In this study, there was no significant difference in the improvement of neurological (sensory or motor) involvement between the groups. We had previously reported that the serum IL-5 levels of relapsing/refractory EGPA, even in the maintenance phase, were significantly higher than of healthy controls [7]. Namely, there is a possibility that sustained increase in IL-5 levels contributes to chronic organ involvement or treatment (CS) resistance. Therefore, extended observation may reveal a higher treatment effectiveness of MPZ even in neurological involvement within our cohort. Consistent treatment with MPZ, starting from an induction phase to maintenance phase, may be a novel treatment strategy enabling the prevention or avoidance of treatment resistance or chronic organ involvement, especially neurological involvement.

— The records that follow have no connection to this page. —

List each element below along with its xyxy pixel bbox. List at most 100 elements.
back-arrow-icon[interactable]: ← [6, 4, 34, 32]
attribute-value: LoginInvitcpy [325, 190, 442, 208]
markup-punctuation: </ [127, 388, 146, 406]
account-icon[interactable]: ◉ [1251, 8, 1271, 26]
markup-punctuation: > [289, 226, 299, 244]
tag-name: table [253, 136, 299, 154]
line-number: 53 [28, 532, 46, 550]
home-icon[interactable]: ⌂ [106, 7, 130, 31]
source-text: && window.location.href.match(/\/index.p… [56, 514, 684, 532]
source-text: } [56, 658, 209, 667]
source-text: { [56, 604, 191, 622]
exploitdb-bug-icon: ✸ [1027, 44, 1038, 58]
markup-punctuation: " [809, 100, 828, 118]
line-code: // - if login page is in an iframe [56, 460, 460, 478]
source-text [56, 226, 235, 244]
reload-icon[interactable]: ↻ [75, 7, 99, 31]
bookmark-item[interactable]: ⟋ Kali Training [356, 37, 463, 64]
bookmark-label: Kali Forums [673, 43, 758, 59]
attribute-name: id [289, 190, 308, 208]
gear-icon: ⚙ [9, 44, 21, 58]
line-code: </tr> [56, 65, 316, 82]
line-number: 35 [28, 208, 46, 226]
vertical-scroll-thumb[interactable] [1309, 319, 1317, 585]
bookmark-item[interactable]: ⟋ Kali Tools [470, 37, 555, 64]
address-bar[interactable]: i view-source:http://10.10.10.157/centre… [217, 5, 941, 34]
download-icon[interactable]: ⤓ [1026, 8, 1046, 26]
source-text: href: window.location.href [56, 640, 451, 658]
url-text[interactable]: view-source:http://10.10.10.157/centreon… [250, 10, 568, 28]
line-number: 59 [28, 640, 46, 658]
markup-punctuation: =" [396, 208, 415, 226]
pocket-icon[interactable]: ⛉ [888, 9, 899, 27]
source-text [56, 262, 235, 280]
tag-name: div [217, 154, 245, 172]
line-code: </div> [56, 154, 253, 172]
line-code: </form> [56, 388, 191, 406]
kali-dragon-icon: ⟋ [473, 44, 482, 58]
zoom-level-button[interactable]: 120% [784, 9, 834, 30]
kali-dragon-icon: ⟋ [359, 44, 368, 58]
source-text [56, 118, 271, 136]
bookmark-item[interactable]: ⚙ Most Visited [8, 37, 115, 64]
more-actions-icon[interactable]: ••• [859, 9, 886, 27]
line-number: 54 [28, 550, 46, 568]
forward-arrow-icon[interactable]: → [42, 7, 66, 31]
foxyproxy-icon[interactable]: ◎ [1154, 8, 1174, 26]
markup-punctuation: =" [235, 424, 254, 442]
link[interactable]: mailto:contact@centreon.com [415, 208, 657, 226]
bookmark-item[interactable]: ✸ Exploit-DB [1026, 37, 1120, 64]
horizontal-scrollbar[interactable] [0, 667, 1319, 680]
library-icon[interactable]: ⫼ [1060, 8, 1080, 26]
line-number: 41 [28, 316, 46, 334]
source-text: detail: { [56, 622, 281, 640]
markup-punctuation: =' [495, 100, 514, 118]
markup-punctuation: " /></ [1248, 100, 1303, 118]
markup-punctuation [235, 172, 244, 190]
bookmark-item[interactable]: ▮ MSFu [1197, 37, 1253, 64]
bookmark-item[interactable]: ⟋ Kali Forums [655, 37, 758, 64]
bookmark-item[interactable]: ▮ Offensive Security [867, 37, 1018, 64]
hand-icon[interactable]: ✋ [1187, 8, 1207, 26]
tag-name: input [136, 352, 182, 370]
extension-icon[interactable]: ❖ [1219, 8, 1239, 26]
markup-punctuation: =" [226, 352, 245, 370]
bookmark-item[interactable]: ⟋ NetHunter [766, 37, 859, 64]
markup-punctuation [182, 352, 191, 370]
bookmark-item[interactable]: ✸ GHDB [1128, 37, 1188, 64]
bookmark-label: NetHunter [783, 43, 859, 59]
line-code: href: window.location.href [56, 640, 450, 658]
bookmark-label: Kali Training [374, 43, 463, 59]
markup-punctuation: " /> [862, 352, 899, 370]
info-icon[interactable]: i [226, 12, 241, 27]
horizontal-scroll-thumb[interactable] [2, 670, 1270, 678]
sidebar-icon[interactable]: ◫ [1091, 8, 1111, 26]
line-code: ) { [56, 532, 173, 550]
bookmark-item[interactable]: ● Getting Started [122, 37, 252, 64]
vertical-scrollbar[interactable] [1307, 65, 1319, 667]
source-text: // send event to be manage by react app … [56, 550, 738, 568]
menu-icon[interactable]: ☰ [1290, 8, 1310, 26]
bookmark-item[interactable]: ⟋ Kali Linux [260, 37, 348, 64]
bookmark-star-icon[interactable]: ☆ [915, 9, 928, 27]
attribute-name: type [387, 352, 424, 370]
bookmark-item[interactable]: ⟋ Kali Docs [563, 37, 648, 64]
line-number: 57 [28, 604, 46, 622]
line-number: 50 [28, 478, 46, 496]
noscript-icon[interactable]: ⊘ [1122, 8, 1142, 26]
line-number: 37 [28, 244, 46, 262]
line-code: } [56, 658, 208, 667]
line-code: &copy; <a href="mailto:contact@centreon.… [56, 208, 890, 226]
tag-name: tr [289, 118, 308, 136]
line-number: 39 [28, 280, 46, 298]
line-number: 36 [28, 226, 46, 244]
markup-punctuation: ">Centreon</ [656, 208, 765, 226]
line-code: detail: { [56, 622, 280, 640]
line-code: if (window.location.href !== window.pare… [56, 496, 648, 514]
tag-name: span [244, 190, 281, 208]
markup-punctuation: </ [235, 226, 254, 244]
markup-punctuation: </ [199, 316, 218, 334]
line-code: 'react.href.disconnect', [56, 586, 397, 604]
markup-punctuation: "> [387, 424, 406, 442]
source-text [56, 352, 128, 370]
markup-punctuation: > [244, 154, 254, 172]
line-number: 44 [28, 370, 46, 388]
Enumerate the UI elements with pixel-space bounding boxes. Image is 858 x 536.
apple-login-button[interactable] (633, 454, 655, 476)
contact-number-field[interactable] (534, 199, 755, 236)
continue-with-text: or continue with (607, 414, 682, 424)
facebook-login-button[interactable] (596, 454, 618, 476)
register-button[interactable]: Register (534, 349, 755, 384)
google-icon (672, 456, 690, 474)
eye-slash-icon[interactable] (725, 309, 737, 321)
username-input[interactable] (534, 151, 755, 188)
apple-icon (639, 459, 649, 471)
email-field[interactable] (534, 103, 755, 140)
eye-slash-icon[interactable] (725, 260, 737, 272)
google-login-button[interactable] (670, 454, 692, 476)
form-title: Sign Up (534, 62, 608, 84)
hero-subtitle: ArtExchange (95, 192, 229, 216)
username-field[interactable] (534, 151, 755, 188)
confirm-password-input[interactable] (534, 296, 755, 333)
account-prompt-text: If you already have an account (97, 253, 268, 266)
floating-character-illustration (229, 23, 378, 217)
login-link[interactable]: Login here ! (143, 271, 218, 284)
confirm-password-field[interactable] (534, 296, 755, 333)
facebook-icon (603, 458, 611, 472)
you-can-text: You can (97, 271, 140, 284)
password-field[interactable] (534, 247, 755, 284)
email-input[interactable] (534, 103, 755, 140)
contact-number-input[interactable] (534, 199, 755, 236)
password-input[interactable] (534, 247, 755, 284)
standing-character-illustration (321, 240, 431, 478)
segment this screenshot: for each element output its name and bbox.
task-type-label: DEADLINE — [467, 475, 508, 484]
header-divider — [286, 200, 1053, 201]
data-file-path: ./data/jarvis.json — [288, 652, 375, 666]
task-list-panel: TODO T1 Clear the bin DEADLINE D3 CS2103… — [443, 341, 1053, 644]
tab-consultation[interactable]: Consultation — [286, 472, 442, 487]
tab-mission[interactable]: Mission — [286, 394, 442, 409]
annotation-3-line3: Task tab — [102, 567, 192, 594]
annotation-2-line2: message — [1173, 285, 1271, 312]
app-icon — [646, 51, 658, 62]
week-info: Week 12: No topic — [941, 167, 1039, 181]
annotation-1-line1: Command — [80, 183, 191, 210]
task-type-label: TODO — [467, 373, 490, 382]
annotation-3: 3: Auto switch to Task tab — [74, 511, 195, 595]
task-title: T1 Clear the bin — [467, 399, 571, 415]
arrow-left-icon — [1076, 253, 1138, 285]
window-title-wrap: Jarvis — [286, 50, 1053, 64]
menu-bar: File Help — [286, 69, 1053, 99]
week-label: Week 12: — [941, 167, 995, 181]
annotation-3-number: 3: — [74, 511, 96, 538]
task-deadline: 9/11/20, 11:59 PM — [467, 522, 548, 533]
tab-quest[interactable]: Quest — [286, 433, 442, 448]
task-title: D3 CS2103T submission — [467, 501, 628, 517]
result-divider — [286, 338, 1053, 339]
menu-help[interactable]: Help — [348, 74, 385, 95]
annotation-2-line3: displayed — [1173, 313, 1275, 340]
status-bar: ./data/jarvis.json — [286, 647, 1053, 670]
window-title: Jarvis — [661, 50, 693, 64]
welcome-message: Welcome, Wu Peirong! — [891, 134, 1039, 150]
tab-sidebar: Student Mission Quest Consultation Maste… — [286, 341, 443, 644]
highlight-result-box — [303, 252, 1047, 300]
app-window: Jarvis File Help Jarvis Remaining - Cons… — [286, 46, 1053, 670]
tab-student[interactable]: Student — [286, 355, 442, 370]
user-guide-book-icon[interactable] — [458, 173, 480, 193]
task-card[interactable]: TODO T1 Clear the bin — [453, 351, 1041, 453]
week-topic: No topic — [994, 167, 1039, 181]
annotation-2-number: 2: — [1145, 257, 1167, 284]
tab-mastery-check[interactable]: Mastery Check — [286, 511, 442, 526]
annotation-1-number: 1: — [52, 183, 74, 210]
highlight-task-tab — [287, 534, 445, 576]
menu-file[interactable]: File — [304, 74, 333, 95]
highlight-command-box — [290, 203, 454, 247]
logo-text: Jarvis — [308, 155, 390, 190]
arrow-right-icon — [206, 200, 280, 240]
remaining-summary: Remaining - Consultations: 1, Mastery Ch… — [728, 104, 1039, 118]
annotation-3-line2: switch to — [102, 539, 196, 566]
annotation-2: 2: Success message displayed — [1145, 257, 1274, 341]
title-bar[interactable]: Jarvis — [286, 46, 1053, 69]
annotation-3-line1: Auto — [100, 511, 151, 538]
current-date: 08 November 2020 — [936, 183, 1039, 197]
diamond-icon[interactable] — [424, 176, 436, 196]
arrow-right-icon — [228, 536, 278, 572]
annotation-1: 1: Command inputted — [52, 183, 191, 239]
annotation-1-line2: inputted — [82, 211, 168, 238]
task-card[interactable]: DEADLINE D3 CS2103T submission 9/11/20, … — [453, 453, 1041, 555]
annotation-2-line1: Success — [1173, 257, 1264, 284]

In this study, there are several limitations to be noted. First, due to the small sample size, statistical power was insufficient, and our data was partly affected by randomization error. In addition, the long-term effects after remission induction therapy, including the effects during the maintenance phase, were not sufficiently assessed because this study focused on the short-term effects during remission induction therapy. That was a reason why the satisfied improvement of neurological disorders was not assessed within a short term. Further studies with larger sample size and longer observation periods would be warranted to assess the safety and effectiveness of MPZ after the remission induction phase.

Conclusions

This study demonstrated that the use of MPZ in remission induction therapy for severe EGPA allowed safe control of disease activity and reduction of concomitant CS doses.